I’ve kissed someone on the dance floor on a Friday night, when my mind was cloudy from tequila and my body sweaty from the heat emitting off the drunkenly swaying crowd. I kissed someone tangled in sheets on a Sunday morning when the time seemed to stand still and the sun shined through the curtains perfectly. I kissed them again the next Sunday and the one after and the one after that. I kissed them many Sundays in a row for a long while.

I’ve kissed someone at the cottage, someone I’d known for years, whose kiss was familiar, but only in the summer time below the bright July moon when my hair is messy and my skin is freckled and tan. I’ve kissed someone for the first time filled with fear, excitement and longing and I’ve kissed that same person for the last time, knowing I’d never kiss them again, struck with the same emotions as I felt the first time.

I’ve kissed someone who ended up breaking my heart, who loved me but not in the same way or capacity as I loved them. I’ve kissed someone whose kiss I never expected but whose kiss sent a shiver down my spine, goose bumps across my body and butterflies to my stomach.
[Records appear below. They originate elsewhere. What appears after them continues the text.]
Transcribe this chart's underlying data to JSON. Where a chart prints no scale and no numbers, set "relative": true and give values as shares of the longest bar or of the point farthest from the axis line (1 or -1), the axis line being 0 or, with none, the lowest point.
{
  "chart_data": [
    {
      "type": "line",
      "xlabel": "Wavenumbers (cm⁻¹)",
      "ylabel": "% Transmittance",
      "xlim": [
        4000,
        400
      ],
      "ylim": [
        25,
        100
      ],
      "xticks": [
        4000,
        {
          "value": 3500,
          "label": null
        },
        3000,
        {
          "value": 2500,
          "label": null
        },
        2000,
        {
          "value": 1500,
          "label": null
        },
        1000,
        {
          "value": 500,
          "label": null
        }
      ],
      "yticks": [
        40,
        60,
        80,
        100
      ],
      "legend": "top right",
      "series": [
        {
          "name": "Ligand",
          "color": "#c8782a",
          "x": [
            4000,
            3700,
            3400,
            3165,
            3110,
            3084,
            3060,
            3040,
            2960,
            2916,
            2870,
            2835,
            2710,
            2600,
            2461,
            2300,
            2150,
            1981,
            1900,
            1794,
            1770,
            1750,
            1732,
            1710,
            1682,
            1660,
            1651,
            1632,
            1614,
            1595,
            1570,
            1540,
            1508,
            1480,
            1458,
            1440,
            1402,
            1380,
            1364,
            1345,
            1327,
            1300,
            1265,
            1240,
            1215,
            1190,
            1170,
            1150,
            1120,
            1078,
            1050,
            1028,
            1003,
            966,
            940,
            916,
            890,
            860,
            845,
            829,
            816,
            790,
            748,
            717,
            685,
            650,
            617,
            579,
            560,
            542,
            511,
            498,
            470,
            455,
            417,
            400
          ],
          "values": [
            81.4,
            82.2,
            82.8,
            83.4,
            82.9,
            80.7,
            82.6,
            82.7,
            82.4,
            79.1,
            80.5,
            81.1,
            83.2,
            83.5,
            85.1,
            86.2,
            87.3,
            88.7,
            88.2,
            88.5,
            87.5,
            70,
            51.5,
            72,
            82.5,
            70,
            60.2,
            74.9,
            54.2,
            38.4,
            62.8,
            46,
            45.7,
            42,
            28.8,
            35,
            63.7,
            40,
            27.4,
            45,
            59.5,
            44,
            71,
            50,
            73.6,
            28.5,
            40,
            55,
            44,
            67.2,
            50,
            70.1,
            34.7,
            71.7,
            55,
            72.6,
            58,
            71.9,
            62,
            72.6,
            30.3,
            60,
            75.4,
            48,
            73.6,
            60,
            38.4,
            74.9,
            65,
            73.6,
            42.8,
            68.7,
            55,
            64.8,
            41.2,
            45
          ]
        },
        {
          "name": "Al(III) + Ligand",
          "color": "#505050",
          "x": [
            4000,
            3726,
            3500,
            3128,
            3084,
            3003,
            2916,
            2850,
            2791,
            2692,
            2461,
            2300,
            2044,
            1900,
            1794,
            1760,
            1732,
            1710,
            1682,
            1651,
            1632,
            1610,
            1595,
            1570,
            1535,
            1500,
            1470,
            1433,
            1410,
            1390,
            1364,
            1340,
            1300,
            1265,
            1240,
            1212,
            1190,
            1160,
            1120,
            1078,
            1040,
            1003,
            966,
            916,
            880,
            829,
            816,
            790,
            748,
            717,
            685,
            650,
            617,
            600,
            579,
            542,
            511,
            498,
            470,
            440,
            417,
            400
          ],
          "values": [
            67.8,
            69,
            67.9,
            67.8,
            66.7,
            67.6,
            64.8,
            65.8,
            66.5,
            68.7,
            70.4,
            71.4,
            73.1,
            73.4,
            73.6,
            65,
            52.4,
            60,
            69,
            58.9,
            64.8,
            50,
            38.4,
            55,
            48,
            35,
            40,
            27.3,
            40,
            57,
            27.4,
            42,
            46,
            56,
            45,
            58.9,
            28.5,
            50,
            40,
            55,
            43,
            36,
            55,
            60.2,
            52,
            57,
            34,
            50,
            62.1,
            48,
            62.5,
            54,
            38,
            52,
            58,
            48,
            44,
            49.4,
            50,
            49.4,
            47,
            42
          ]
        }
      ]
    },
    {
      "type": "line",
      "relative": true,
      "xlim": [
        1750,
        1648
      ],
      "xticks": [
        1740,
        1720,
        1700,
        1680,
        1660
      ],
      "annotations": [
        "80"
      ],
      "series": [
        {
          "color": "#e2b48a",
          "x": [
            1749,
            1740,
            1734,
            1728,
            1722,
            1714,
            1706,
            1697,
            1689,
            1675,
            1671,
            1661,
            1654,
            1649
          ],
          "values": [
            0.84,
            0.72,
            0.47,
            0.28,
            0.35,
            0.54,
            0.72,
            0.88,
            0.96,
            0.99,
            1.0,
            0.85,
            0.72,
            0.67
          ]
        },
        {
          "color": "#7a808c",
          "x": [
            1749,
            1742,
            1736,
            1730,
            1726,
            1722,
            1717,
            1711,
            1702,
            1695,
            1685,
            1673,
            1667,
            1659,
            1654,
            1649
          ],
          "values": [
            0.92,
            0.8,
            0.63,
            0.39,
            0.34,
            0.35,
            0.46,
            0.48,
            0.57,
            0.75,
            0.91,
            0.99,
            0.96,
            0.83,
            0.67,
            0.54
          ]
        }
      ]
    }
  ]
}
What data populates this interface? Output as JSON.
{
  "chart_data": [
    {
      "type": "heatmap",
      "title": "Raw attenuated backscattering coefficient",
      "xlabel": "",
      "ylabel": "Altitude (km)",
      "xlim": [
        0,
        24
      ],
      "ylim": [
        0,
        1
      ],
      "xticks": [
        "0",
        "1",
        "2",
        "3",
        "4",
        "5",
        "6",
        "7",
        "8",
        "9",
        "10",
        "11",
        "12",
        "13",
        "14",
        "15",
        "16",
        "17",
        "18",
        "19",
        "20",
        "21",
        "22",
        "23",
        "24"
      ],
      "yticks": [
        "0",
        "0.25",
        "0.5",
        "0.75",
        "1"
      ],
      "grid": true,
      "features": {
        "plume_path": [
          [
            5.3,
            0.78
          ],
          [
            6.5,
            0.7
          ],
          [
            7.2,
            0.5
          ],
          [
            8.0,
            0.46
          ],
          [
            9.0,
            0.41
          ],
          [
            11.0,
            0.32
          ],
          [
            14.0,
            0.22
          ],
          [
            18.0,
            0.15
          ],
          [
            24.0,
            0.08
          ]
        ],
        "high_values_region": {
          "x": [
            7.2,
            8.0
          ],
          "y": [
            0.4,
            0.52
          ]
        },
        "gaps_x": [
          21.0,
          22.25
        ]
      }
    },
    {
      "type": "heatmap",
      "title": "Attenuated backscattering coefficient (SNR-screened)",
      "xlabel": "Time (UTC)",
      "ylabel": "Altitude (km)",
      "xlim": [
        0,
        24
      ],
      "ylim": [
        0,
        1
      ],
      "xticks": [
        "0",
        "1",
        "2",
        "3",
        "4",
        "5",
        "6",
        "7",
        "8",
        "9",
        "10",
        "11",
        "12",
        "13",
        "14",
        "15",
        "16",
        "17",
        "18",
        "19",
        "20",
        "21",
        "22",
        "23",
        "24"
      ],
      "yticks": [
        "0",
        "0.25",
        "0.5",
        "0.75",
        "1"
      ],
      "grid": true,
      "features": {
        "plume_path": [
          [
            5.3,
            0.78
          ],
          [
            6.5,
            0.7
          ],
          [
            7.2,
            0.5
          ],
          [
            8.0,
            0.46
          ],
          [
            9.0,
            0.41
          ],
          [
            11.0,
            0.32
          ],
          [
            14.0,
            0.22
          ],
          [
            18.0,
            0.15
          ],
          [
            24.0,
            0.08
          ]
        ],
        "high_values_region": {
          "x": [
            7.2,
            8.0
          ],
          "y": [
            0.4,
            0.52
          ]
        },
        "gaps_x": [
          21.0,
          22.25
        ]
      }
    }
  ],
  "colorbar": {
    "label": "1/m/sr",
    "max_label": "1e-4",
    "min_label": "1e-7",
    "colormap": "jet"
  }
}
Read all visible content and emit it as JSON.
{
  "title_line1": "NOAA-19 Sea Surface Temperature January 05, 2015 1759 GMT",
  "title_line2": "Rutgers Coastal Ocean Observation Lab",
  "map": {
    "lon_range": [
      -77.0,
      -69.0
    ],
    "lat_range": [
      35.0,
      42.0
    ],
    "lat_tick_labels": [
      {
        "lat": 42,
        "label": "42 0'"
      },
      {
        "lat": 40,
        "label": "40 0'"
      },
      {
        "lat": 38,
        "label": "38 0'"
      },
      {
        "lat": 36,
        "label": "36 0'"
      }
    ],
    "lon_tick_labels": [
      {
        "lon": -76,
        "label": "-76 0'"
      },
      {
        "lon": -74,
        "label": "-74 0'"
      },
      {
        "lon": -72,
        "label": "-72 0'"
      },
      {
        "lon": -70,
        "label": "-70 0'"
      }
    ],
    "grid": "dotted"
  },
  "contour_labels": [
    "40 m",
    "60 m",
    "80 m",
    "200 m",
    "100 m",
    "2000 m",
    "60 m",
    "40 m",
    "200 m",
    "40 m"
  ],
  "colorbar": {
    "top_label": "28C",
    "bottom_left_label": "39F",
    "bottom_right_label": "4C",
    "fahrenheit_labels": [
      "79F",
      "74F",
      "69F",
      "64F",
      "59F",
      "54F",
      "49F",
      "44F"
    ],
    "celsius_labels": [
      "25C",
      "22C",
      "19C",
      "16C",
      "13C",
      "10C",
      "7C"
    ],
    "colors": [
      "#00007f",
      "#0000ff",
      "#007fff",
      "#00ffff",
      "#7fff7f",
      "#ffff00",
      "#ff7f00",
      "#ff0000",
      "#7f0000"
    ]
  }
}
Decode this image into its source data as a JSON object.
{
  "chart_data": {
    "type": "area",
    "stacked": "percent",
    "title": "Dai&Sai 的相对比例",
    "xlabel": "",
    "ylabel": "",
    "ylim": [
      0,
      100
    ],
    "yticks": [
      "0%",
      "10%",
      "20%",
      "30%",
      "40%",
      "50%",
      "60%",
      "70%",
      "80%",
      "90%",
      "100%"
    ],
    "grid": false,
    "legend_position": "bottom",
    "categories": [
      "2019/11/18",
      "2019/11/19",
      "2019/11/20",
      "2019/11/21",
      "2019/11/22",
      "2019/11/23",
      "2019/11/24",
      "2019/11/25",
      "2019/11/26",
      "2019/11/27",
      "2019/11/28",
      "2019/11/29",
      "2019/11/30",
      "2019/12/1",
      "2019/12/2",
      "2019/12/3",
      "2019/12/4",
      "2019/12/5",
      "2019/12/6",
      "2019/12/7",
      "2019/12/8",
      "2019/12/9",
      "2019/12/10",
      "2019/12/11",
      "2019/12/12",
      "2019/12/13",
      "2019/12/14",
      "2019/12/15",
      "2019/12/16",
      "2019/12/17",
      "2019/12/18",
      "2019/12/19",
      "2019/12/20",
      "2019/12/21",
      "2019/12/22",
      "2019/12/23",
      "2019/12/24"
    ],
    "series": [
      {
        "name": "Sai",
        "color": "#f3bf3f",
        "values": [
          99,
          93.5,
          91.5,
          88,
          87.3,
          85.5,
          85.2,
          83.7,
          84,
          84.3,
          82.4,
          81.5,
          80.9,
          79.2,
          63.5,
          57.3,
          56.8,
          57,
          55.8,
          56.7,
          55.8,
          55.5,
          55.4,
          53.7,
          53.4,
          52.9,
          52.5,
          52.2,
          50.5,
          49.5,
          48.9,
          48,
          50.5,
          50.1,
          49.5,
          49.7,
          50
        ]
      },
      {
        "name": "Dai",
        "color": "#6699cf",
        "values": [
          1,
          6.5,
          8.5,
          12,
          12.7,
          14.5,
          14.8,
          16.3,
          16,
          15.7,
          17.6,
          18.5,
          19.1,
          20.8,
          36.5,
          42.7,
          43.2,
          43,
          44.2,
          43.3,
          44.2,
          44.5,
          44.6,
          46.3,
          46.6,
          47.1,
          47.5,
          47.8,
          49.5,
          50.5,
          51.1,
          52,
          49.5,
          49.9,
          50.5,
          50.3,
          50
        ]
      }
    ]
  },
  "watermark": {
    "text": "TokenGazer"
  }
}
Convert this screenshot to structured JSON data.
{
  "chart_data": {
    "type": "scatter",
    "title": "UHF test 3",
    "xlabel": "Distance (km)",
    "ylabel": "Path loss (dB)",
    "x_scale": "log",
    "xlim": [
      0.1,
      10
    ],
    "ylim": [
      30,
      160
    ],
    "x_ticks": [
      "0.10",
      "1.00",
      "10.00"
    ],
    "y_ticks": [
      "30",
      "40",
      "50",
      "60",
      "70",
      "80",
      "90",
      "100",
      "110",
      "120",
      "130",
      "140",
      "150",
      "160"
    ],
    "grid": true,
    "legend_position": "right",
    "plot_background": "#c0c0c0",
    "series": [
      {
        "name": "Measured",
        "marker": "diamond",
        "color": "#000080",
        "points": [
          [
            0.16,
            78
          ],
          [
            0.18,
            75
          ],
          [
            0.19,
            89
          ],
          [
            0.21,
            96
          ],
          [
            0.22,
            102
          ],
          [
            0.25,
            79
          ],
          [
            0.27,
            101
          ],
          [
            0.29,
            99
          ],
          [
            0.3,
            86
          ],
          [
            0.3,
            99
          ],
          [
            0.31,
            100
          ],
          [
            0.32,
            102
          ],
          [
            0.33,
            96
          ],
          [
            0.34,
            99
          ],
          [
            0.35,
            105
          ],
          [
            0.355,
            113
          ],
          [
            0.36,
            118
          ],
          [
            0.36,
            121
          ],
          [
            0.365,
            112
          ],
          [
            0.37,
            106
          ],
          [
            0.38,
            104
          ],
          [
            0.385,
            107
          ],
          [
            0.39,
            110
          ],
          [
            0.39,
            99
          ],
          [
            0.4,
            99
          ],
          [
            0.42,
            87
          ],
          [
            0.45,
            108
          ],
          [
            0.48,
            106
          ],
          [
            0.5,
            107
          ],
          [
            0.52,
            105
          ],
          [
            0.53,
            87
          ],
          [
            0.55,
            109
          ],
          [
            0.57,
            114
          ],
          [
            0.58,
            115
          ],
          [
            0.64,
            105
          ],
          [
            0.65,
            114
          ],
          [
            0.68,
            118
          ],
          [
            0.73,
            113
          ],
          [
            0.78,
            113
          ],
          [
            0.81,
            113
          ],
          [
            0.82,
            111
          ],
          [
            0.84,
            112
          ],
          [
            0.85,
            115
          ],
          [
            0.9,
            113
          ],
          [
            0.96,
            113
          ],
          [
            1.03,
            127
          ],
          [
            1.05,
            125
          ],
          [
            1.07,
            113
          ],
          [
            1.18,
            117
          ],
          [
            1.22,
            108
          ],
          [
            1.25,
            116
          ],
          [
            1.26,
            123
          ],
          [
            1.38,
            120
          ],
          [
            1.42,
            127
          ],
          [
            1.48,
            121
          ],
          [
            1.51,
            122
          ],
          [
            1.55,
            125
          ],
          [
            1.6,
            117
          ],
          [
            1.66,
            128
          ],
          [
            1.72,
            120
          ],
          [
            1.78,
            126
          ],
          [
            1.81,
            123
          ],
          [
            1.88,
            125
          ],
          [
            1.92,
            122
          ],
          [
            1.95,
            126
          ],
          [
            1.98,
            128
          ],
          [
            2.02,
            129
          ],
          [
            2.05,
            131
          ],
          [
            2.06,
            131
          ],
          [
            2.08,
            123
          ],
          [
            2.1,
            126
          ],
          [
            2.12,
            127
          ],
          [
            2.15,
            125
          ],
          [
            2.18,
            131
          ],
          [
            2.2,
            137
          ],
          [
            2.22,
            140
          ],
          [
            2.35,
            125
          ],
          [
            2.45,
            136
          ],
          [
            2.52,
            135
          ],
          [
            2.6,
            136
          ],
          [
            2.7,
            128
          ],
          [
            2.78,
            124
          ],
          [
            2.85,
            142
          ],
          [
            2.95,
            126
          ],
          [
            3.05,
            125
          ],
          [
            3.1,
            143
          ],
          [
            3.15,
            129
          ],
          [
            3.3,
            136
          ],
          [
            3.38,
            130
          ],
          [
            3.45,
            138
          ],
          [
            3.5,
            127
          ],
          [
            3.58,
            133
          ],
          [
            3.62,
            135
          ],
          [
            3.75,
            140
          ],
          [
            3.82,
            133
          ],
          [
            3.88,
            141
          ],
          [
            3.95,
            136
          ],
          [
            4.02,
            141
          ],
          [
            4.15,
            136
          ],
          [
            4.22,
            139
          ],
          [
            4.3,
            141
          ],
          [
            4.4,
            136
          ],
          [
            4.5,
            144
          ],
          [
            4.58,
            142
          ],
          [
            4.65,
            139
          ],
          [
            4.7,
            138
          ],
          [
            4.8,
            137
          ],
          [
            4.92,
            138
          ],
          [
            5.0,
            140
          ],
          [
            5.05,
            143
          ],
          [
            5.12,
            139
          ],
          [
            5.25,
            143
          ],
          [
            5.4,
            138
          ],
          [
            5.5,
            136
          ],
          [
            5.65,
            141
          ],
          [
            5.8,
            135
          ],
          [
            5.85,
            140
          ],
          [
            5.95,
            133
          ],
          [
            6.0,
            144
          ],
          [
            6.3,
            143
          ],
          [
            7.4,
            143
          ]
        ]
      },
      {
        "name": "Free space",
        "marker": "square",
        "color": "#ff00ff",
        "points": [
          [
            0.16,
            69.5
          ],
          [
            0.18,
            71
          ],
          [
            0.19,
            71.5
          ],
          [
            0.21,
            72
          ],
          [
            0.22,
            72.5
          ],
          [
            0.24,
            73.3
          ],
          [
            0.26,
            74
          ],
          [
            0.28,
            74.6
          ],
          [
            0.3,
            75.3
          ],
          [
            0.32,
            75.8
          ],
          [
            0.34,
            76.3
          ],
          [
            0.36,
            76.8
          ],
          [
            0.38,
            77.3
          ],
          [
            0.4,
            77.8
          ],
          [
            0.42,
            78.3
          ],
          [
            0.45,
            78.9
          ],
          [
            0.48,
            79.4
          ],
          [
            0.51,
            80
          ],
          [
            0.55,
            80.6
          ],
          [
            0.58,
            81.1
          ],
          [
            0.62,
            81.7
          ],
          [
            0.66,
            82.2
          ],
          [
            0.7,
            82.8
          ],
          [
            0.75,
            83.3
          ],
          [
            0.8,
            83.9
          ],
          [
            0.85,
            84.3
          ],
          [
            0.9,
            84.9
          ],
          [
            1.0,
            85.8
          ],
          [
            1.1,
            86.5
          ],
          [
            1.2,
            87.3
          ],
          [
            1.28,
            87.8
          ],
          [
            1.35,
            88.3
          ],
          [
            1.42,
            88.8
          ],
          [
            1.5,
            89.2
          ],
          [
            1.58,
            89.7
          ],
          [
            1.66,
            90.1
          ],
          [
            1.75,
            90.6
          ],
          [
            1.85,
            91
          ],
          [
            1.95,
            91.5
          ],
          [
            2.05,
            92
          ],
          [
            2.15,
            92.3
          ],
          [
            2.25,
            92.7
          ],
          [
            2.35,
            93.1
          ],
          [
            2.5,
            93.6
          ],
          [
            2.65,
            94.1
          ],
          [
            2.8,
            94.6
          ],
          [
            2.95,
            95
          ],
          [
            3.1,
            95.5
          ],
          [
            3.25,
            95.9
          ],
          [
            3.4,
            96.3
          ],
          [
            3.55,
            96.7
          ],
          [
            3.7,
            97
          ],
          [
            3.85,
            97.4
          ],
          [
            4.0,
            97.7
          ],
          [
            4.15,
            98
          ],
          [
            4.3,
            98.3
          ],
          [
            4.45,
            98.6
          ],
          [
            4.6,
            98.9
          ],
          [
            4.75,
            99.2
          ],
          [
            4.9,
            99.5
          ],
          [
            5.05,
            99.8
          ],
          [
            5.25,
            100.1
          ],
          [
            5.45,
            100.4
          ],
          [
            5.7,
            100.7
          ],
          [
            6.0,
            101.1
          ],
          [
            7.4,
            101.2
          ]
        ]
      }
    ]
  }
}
I’ve kissed someone I loved very much, whose dreams, fears and imperfections I knew as well as my own and whose lips felt like home. I’ve kissed someone I didn’t know at all, for one night only, someone I probably couldn’t pick out of a crowd, but whose presence in this story matters nonetheless because of that shared articulate kiss.

I’ve kissed many people over my years of looking for love and I’ve found it many times. I’ve been in love for days, for years, for seconds, minutes, and for months. I’ve been in real love, in young love, in lust love, in forbidden love. I’ve found all types of love.

I’ve kissed many different people, under many different circumstances over my years of being and I plan to kiss many many more because you can never kiss too many people in your lifetime.

And because there is nothing quite as alive as a kiss.